Le Dr Andre conclut en soulignant que le plus grand défi n’est pas le progrès médical lui-même, mais sa mise en œuvre efficace : disponibilité, rapidité et qualité des processus. Il s’agit d’une responsabilité partagée entre les politiques, l’industrie, les professionnels de la santé et les patients.
Il répond enfin à ceux qui vivent dans la peur d’une récidive : « Rien n’est pire pour les patients atteints de cancer que s’ils ont l’impression qu’ils ne peuvent pas admettre leur peur ». Il rassure sur les progrès des tests sanguins permettant de détecter précocement une éventuelle récidive et sur les avancées thérapeutiques rendues possibles par les investissements massifs de l’industrie pharmaceutique.

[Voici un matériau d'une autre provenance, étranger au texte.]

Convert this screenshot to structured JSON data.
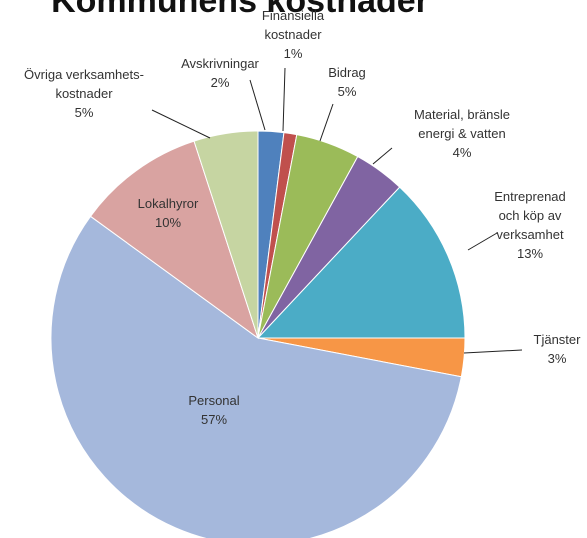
{
  "chart_data": {
    "type": "pie",
    "title": "Kommunens kostnader",
    "categories": [
      "Avskrivningar",
      "Finansiella\nkostnader",
      "Bidrag",
      "Material, bränsle\nenergi & vatten",
      "Entreprenad\noch köp av\nverksamhet",
      "Tjänster",
      "Personal",
      "Lokalhyror",
      "Övriga verksamhets-\nkostnader"
    ],
    "values": [
      2,
      1,
      5,
      4,
      13,
      3,
      57,
      10,
      5
    ],
    "value_labels": [
      "2%",
      "1%",
      "5%",
      "4%",
      "13%",
      "3%",
      "57%",
      "10%",
      "5%"
    ],
    "colors": [
      "#4f81bd",
      "#c0504d",
      "#9bbb59",
      "#8064a2",
      "#4bacc6",
      "#f79646",
      "#a5b8dc",
      "#d9a3a1",
      "#c6d5a2"
    ]
  }
}
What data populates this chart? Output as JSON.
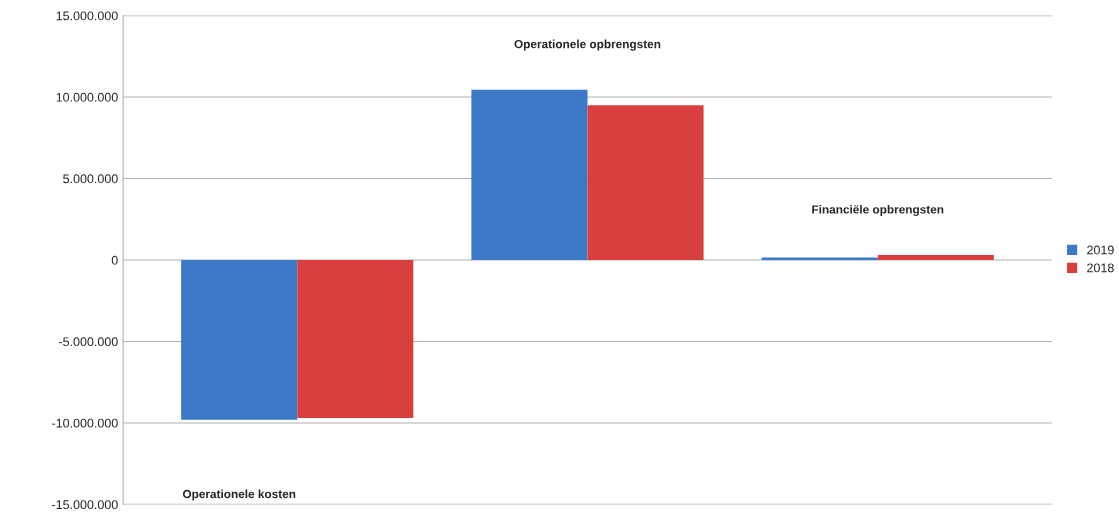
{
  "chart_data": {
    "type": "bar",
    "categories": [
      "Operationele kosten",
      "Operationele opbrengsten",
      "Financiële opbrengsten"
    ],
    "series": [
      {
        "name": "2019",
        "color": "#3c78c8",
        "values": [
          -9800000,
          10450000,
          150000
        ]
      },
      {
        "name": "2018",
        "color": "#d84040",
        "values": [
          -9700000,
          9500000,
          300000
        ]
      }
    ],
    "ylim": [
      -15000000,
      15000000
    ],
    "yticks": [
      {
        "value": -15000000,
        "label": "-15.000.000"
      },
      {
        "value": -10000000,
        "label": "-10.000.000"
      },
      {
        "value": -5000000,
        "label": "-5.000.000"
      },
      0,
      {
        "value": 5000000,
        "label": "5.000.000"
      },
      {
        "value": 10000000,
        "label": "10.000.000"
      },
      {
        "value": 15000000,
        "label": "15.000.000"
      }
    ],
    "grid": "y",
    "legend": "right",
    "tick_labels": "y"
  }
}
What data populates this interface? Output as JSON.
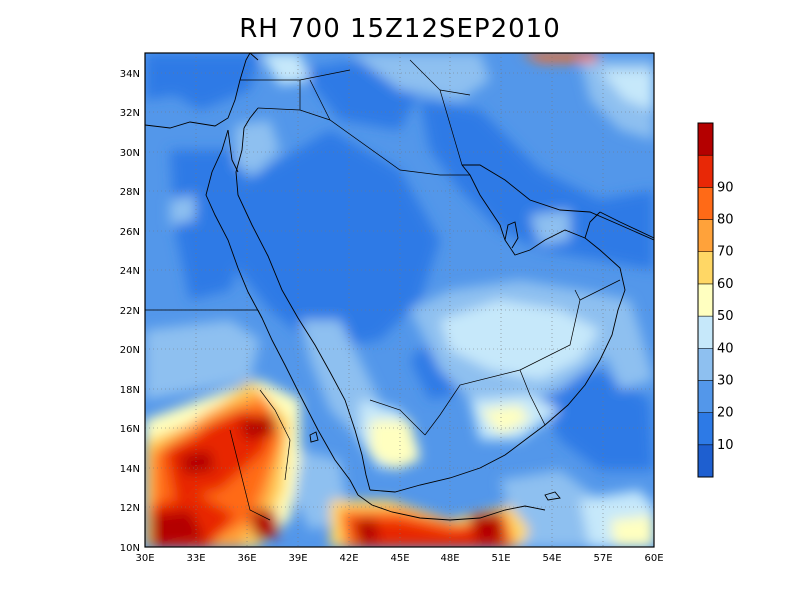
{
  "title": "RH 700 15Z12SEP2010",
  "map": {
    "lon_range": [
      30,
      60
    ],
    "lat_range": [
      10,
      35
    ],
    "lon_ticks": [
      "30E",
      "33E",
      "36E",
      "39E",
      "42E",
      "45E",
      "48E",
      "51E",
      "54E",
      "57E",
      "60E"
    ],
    "lat_ticks": [
      "10N",
      "12N",
      "14N",
      "16N",
      "18N",
      "20N",
      "22N",
      "24N",
      "26N",
      "28N",
      "30N",
      "32N",
      "34N"
    ]
  },
  "colorbar": {
    "labels": [
      "10",
      "20",
      "30",
      "40",
      "50",
      "60",
      "70",
      "80",
      "90"
    ],
    "colors": [
      "#1e5fd0",
      "#2d7ae6",
      "#5397ea",
      "#8ec0f0",
      "#c6e8fa",
      "#ffffc0",
      "#ffd765",
      "#ffa23a",
      "#ff6a17",
      "#e82806",
      "#b40000"
    ]
  }
}
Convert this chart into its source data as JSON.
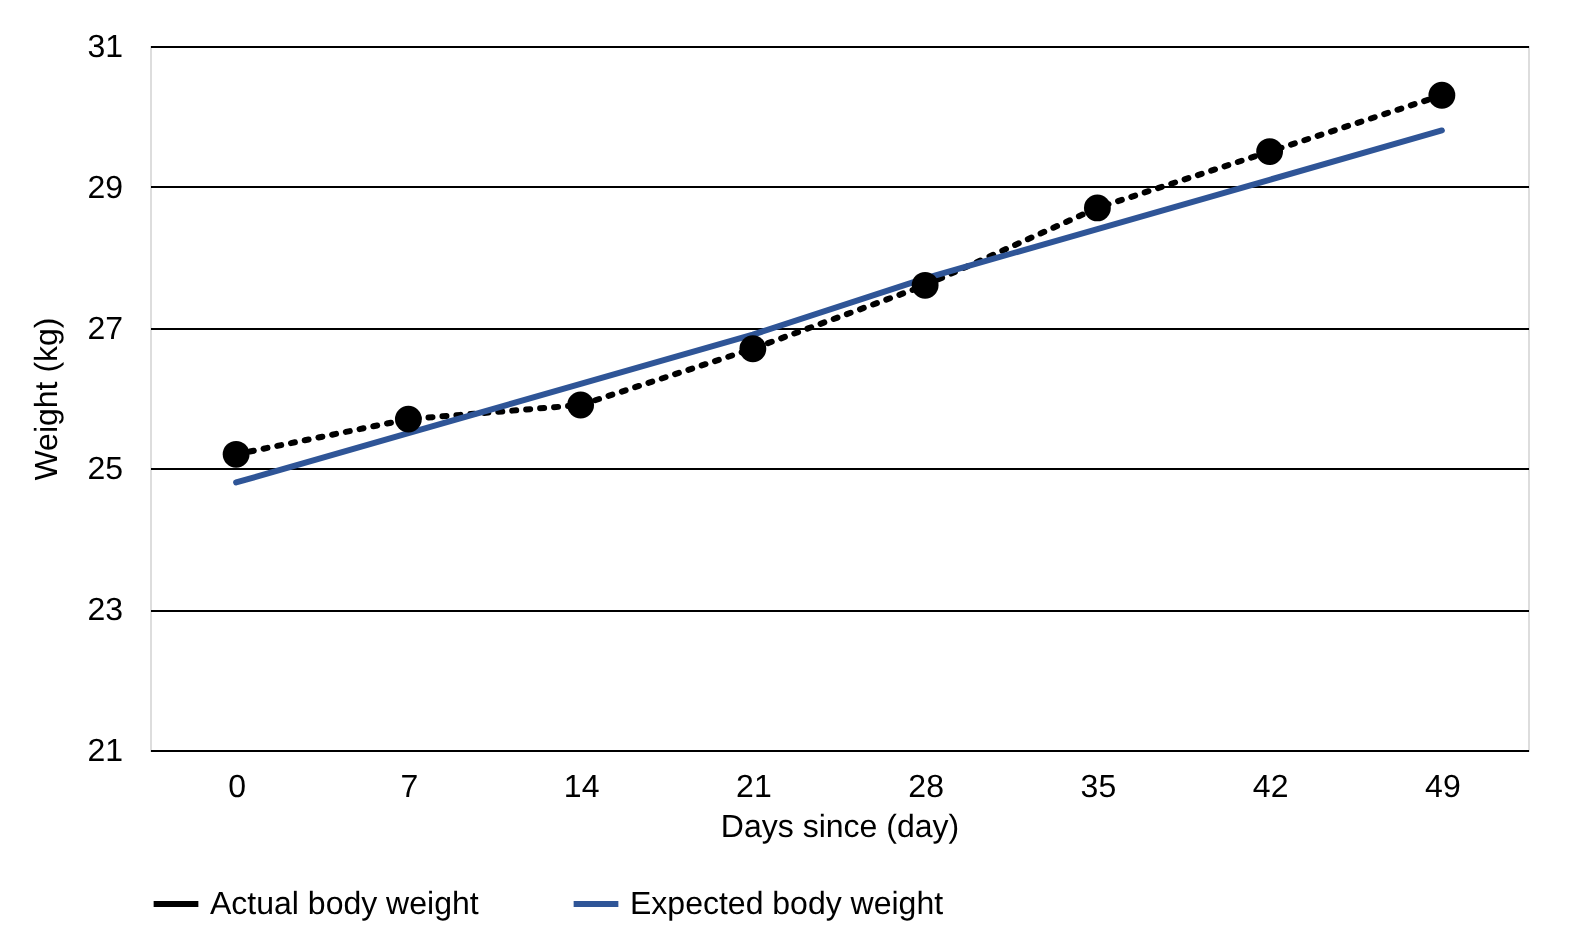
{
  "chart_data": {
    "type": "line",
    "xlabel": "Days since (day)",
    "ylabel": "Weight (kg)",
    "categories": [
      "0",
      "7",
      "14",
      "21",
      "28",
      "35",
      "42",
      "49"
    ],
    "series": [
      {
        "name": "Actual body weight",
        "color": "#000000",
        "marker": "circle",
        "line_style": "dotted",
        "values": [
          25.2,
          25.7,
          25.9,
          26.7,
          27.6,
          28.7,
          29.5,
          30.3
        ]
      },
      {
        "name": "Expected body weight",
        "color": "#2f5597",
        "marker": "none",
        "line_style": "solid",
        "values": [
          24.8,
          25.5,
          26.2,
          26.9,
          27.7,
          28.4,
          29.1,
          29.8
        ]
      }
    ],
    "ylim": [
      21,
      31
    ],
    "yticks": [
      21,
      23,
      25,
      27,
      29,
      31
    ],
    "grid": "y",
    "legend": "bottom"
  }
}
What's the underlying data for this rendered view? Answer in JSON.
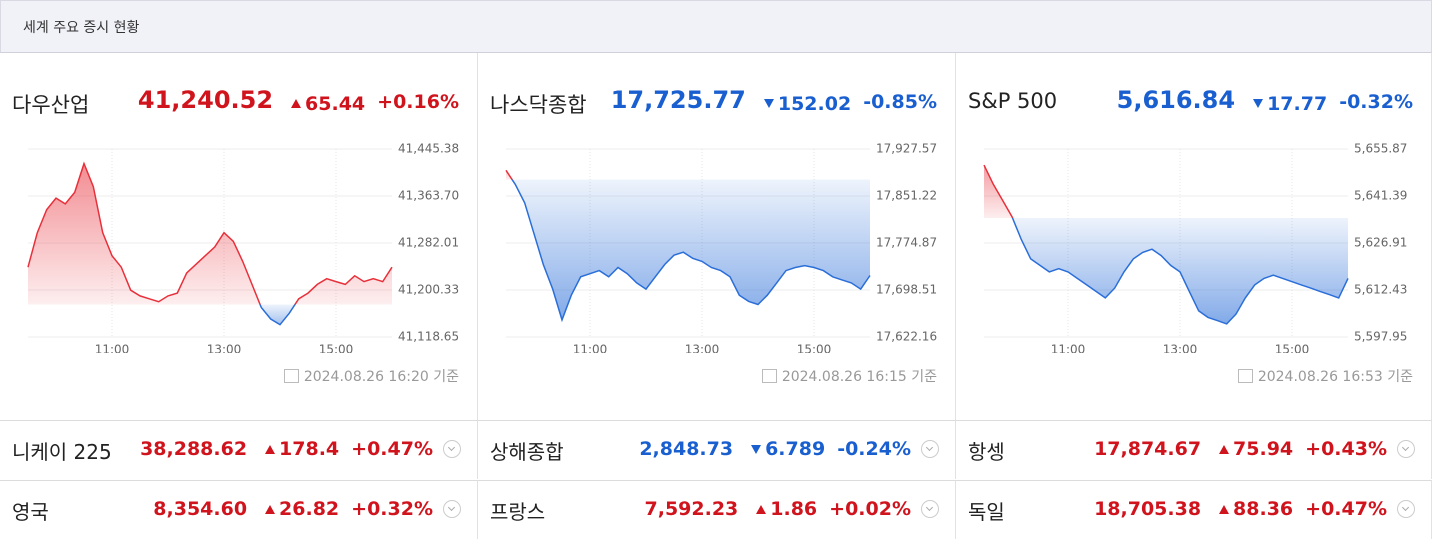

En tant qu’interniste, hématologue et oncologue de formation, Niko Andre possède des décennies d’expérience en clinique, en recherche et dans l’industrie. Il a étudié à l’Université Harvard et a été chef de service à l’hôpital universitaire de Bochum. En juillet 2024, il a pris la direction du département d’oncologie de la société pharmaceutique AstraZeneca Allemagne ; auparavant, il était responsable de la mise en œuvre et des ventes mondiales du portefeuille d’immuno-oncologie. Il se concentre sur un accès plus rapide aux thérapies innovantes contre le cancer.